Actuellement, le vaccin reste le meilleur moyen de lutter contre le virus, sans passer par des restrictions trop contraignantes. Alors que les pays occidentaux administrent des doses de rappel, la question d’une dose de vaccin supplémentaire pour les plus fragiles fait son chemin. Elle est même une réalité dans certains cas : Israël propose déjà une quatrième dose aux personnes fragiles et au personnel médical.
Pour l’instant, il n’y a pas d’indicateur montrant que tout le monde doit faire une quatrième dose.
Yannick Simonin, virologue
Yannick Simonin n’y voit pas le signe qu’une vaccination régulière sera indispensable. Il précise que le rappel vaccinal est déjà utilisé contre d’autres virus et « sert à re-stimuler le système immunitaire. » « Normalement, après le rappel vaccinal, on a une protection plus longue », avance-t-il.

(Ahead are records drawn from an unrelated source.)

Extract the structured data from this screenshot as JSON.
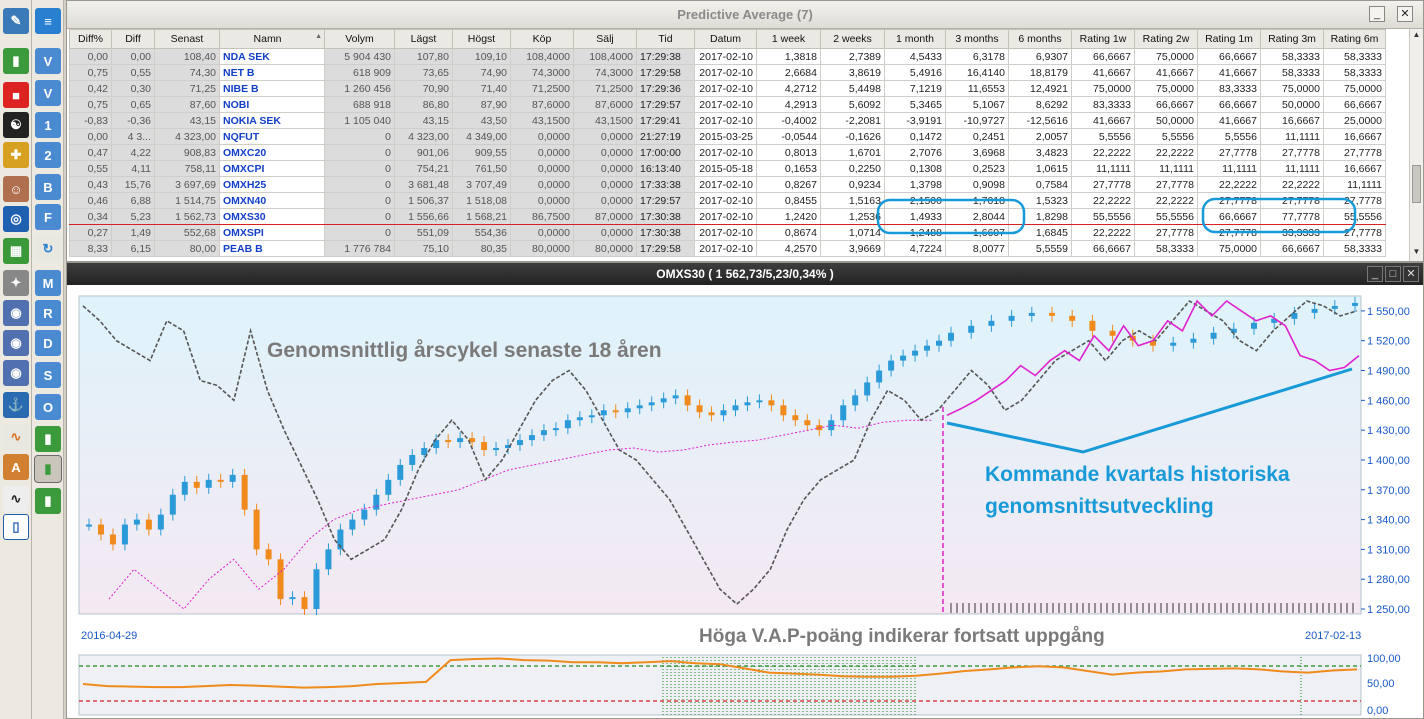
{
  "top_window": {
    "title": "Predictive Average (7)",
    "minimize_label": "_",
    "close_label": "✕",
    "columns": [
      "Diff%",
      "Diff",
      "Senast",
      "Namn",
      "Volym",
      "Lägst",
      "Högst",
      "Köp",
      "Sälj",
      "Tid",
      "Datum",
      "1 week",
      "2 weeks",
      "1 month",
      "3 months",
      "6 months",
      "Rating 1w",
      "Rating 2w",
      "Rating 1m",
      "Rating 3m",
      "Rating 6m"
    ],
    "sort_marker": "▲",
    "selected_row": 10,
    "rows": [
      [
        "0,00",
        "0,00",
        "108,40",
        "NDA SEK",
        "5 904 430",
        "107,80",
        "109,10",
        "108,4000",
        "108,4000",
        "17:29:38",
        "2017-02-10",
        "1,3818",
        "2,7389",
        "4,5433",
        "6,3178",
        "6,9307",
        "66,6667",
        "75,0000",
        "66,6667",
        "58,3333",
        "58,3333"
      ],
      [
        "0,75",
        "0,55",
        "74,30",
        "NET B",
        "618 909",
        "73,65",
        "74,90",
        "74,3000",
        "74,3000",
        "17:29:58",
        "2017-02-10",
        "2,6684",
        "3,8619",
        "5,4916",
        "16,4140",
        "18,8179",
        "41,6667",
        "41,6667",
        "41,6667",
        "58,3333",
        "58,3333"
      ],
      [
        "0,42",
        "0,30",
        "71,25",
        "NIBE B",
        "1 260 456",
        "70,90",
        "71,40",
        "71,2500",
        "71,2500",
        "17:29:36",
        "2017-02-10",
        "4,2712",
        "5,4498",
        "7,1219",
        "11,6553",
        "12,4921",
        "75,0000",
        "75,0000",
        "83,3333",
        "75,0000",
        "75,0000"
      ],
      [
        "0,75",
        "0,65",
        "87,60",
        "NOBI",
        "688 918",
        "86,80",
        "87,90",
        "87,6000",
        "87,6000",
        "17:29:57",
        "2017-02-10",
        "4,2913",
        "5,6092",
        "5,3465",
        "5,1067",
        "8,6292",
        "83,3333",
        "66,6667",
        "66,6667",
        "50,0000",
        "66,6667"
      ],
      [
        "-0,83",
        "-0,36",
        "43,15",
        "NOKIA SEK",
        "1 105 040",
        "43,15",
        "43,50",
        "43,1500",
        "43,1500",
        "17:29:41",
        "2017-02-10",
        "-0,4002",
        "-2,2081",
        "-3,9191",
        "-10,9727",
        "-12,5616",
        "41,6667",
        "50,0000",
        "41,6667",
        "16,6667",
        "25,0000"
      ],
      [
        "0,00",
        "4 3...",
        "4 323,00",
        "NQFUT",
        "0",
        "4 323,00",
        "4 349,00",
        "0,0000",
        "0,0000",
        "21:27:19",
        "2015-03-25",
        "-0,0544",
        "-0,1626",
        "0,1472",
        "0,2451",
        "2,0057",
        "5,5556",
        "5,5556",
        "5,5556",
        "11,1111",
        "16,6667"
      ],
      [
        "0,47",
        "4,22",
        "908,83",
        "OMXC20",
        "0",
        "901,06",
        "909,55",
        "0,0000",
        "0,0000",
        "17:00:00",
        "2017-02-10",
        "0,8013",
        "1,6701",
        "2,7076",
        "3,6968",
        "3,4823",
        "22,2222",
        "22,2222",
        "27,7778",
        "27,7778",
        "27,7778"
      ],
      [
        "0,55",
        "4,11",
        "758,11",
        "OMXCPI",
        "0",
        "754,21",
        "761,50",
        "0,0000",
        "0,0000",
        "16:13:40",
        "2015-05-18",
        "0,1653",
        "0,2250",
        "0,1308",
        "0,2523",
        "1,0615",
        "11,1111",
        "11,1111",
        "11,1111",
        "11,1111",
        "16,6667"
      ],
      [
        "0,43",
        "15,76",
        "3 697,69",
        "OMXH25",
        "0",
        "3 681,48",
        "3 707,49",
        "0,0000",
        "0,0000",
        "17:33:38",
        "2017-02-10",
        "0,8267",
        "0,9234",
        "1,3798",
        "0,9098",
        "0,7584",
        "27,7778",
        "27,7778",
        "22,2222",
        "22,2222",
        "11,1111"
      ],
      [
        "0,46",
        "6,88",
        "1 514,75",
        "OMXN40",
        "0",
        "1 506,37",
        "1 518,08",
        "0,0000",
        "0,0000",
        "17:29:57",
        "2017-02-10",
        "0,8455",
        "1,5163",
        "2,1500",
        "1,7018",
        "1,5323",
        "22,2222",
        "22,2222",
        "27,7778",
        "27,7778",
        "27,7778"
      ],
      [
        "0,34",
        "5,23",
        "1 562,73",
        "OMXS30",
        "0",
        "1 556,66",
        "1 568,21",
        "86,7500",
        "87,0000",
        "17:30:38",
        "2017-02-10",
        "1,2420",
        "1,2536",
        "1,4933",
        "2,8044",
        "1,8298",
        "55,5556",
        "55,5556",
        "66,6667",
        "77,7778",
        "55,5556"
      ],
      [
        "0,27",
        "1,49",
        "552,68",
        "OMXSPI",
        "0",
        "551,09",
        "554,36",
        "0,0000",
        "0,0000",
        "17:30:38",
        "2017-02-10",
        "0,8674",
        "1,0714",
        "1,2488",
        "1,6607",
        "1,6845",
        "22,2222",
        "27,7778",
        "27,7778",
        "33,3333",
        "27,7778"
      ],
      [
        "8,33",
        "6,15",
        "80,00",
        "PEAB B",
        "1 776 784",
        "75,10",
        "80,35",
        "80,0000",
        "80,0000",
        "17:29:58",
        "2017-02-10",
        "4,2570",
        "3,9669",
        "4,7224",
        "8,0077",
        "5,5559",
        "66,6667",
        "58,3333",
        "75,0000",
        "66,6667",
        "58,3333"
      ]
    ]
  },
  "chart_window": {
    "title": "OMXS30 ( 1 562,73/5,23/0,34% )",
    "annotation_1": "Genomsnittlig årscykel senaste 18 åren",
    "annotation_2_line1": "Kommande kvartals historiska",
    "annotation_2_line2": "genomsnittsutveckling",
    "annotation_3": "Höga V.A.P-poäng indikerar fortsatt uppgång",
    "date_start": "2016-04-29",
    "date_end": "2017-02-13",
    "price_ticks": [
      "1 550,00",
      "1 520,00",
      "1 490,00",
      "1 460,00",
      "1 430,00",
      "1 400,00",
      "1 370,00",
      "1 340,00",
      "1 310,00",
      "1 280,00",
      "1 250,00"
    ],
    "osc_ticks": [
      "100,00",
      "50,00",
      "0,00"
    ],
    "colors": {
      "up": "#2a9ad8",
      "down": "#f08a1c",
      "avg_cycle": "#555555",
      "projection": "#e020d0",
      "annotation_blue": "#189ad8",
      "oscillator": "#f08a1c",
      "upper_band": "#1a8a1a",
      "lower_band": "#d82020"
    }
  },
  "chart_data": {
    "type": "candlestick",
    "symbol": "OMXS30",
    "x_range": [
      "2016-04-29",
      "2017-02-13"
    ],
    "ylim": [
      1245,
      1565
    ],
    "close_path": [
      1335,
      1325,
      1315,
      1335,
      1340,
      1330,
      1345,
      1365,
      1378,
      1372,
      1380,
      1378,
      1385,
      1350,
      1310,
      1300,
      1260,
      1262,
      1250,
      1290,
      1310,
      1330,
      1340,
      1350,
      1365,
      1380,
      1395,
      1405,
      1412,
      1420,
      1418,
      1422,
      1418,
      1410,
      1412,
      1415,
      1420,
      1425,
      1430,
      1432,
      1440,
      1443,
      1445,
      1450,
      1448,
      1452,
      1455,
      1458,
      1462,
      1465,
      1455,
      1448,
      1445,
      1450,
      1455,
      1458,
      1460,
      1455,
      1445,
      1440,
      1435,
      1430,
      1440,
      1455,
      1465,
      1478,
      1490,
      1500,
      1505,
      1510,
      1515,
      1520,
      1528,
      1535,
      1540,
      1545,
      1548,
      1545,
      1540,
      1530,
      1525,
      1520,
      1515,
      1518,
      1522,
      1528,
      1532,
      1538,
      1542,
      1548,
      1552,
      1555,
      1558
    ],
    "avg_cycle_path": [
      1555,
      1540,
      1520,
      1510,
      1500,
      1540,
      1530,
      1480,
      1475,
      1460,
      1530,
      1470,
      1430,
      1395,
      1360,
      1320,
      1300,
      1310,
      1320,
      1350,
      1390,
      1420,
      1440,
      1420,
      1380,
      1400,
      1430,
      1460,
      1480,
      1490,
      1470,
      1440,
      1410,
      1400,
      1380,
      1360,
      1330,
      1300,
      1270,
      1255,
      1270,
      1290,
      1330,
      1360,
      1380,
      1390,
      1400,
      1440,
      1470,
      1460,
      1440,
      1450,
      1470,
      1490,
      1475,
      1450,
      1460,
      1480,
      1500,
      1510,
      1520,
      1500,
      1520,
      1530,
      1520,
      1540,
      1560,
      1550,
      1540,
      1520,
      1510,
      1530,
      1545,
      1560,
      1555,
      1545,
      1550
    ],
    "projection_path": [
      1445,
      1452,
      1460,
      1470,
      1480,
      1495,
      1485,
      1500,
      1510,
      1500,
      1525,
      1510,
      1535,
      1515,
      1520,
      1540,
      1530,
      1560,
      1545,
      1560,
      1550,
      1540,
      1545,
      1535,
      1505,
      1500,
      1490,
      1493,
      1505
    ],
    "vap_levels": [
      50,
      46,
      45,
      44,
      44,
      46,
      48,
      47,
      45,
      43,
      44,
      46,
      50,
      52,
      54,
      96,
      98,
      99,
      96,
      95,
      92,
      92,
      90,
      92,
      94,
      90,
      88,
      80,
      72,
      70,
      68,
      65,
      64,
      64,
      66,
      70,
      75,
      78,
      82,
      84,
      82,
      75,
      68,
      72,
      74,
      78,
      79,
      80,
      78,
      74,
      72,
      76,
      78
    ],
    "vap_upper_band": 80,
    "vap_lower_band": 20
  }
}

Mais les personnes les plus fragiles ont un système immunitaire moins robuste, ce qui justifie la quatrième dose dans ces cas. « Pour l’instant, il n’y a pas d’indicateur montrant que tout le monde doit faire une quatrième dose. »
Il reste toutefois prudent. « C’est sûr qu’on n’a pas assez de recul, car les troisièmes doses ont été injectées il y a pas si longtemps que ça, pour savoir jusque quand ça va durer. » S’il n’exclut pas à 100% qu’une quatrième dose soit nécessaire pour la population générale, « on a quand même plus d’indications que ce qu’on avait avec les deux premières doses pour savoir que probablement, avec la troisième dose vis à vis des formes graves, on aura une protection qui sera plus pérenne. »
Depuis le début de la crise sanitaire, beaucoup espèrent qu’un jour la pandémie se termine. Mais est-ce possible ? Yannick Simonin estime qu’à terme, « on se retrouvera avec un virus endémique, c’est à dire un virus qui revient de façon plus ou moins marquée à certaines périodes de l’année, mais face auquel on aura des armes pour pouvoir vivre avec ce virus sans que cela touche le fonctionnement de la société. »
Si on avait des vagues de coronavirus comme on a des vagues de rhume, on s’en ficherait non ?
Antoine Flahault, épidémiologiste
Pour Antoine Flahault, « la pandémie va s’arrêter. » Comme lorsque la pandémie de grippe AH1N1 s’est arrêtée, même si le virus continue de circuler. Il précise toutefois que « c’est difficile de savoir quand une pandémie est arrêtée. » En revanche, il explique que la fin d’une épidémie correspond au moment où le virus ne circule plus. « On a envie de dire qu’il n’y aura plus de pandémie quand il n’y aura plus de vague, poursuit l’épidémiologiste. Mais au fond, si on avait des vagues de coronavirus comme on a des vagues de rhume, on s’en ficherait non ? » Donc selon lui, la pandémie va s’arrêter « quand on n’en parlera plus ».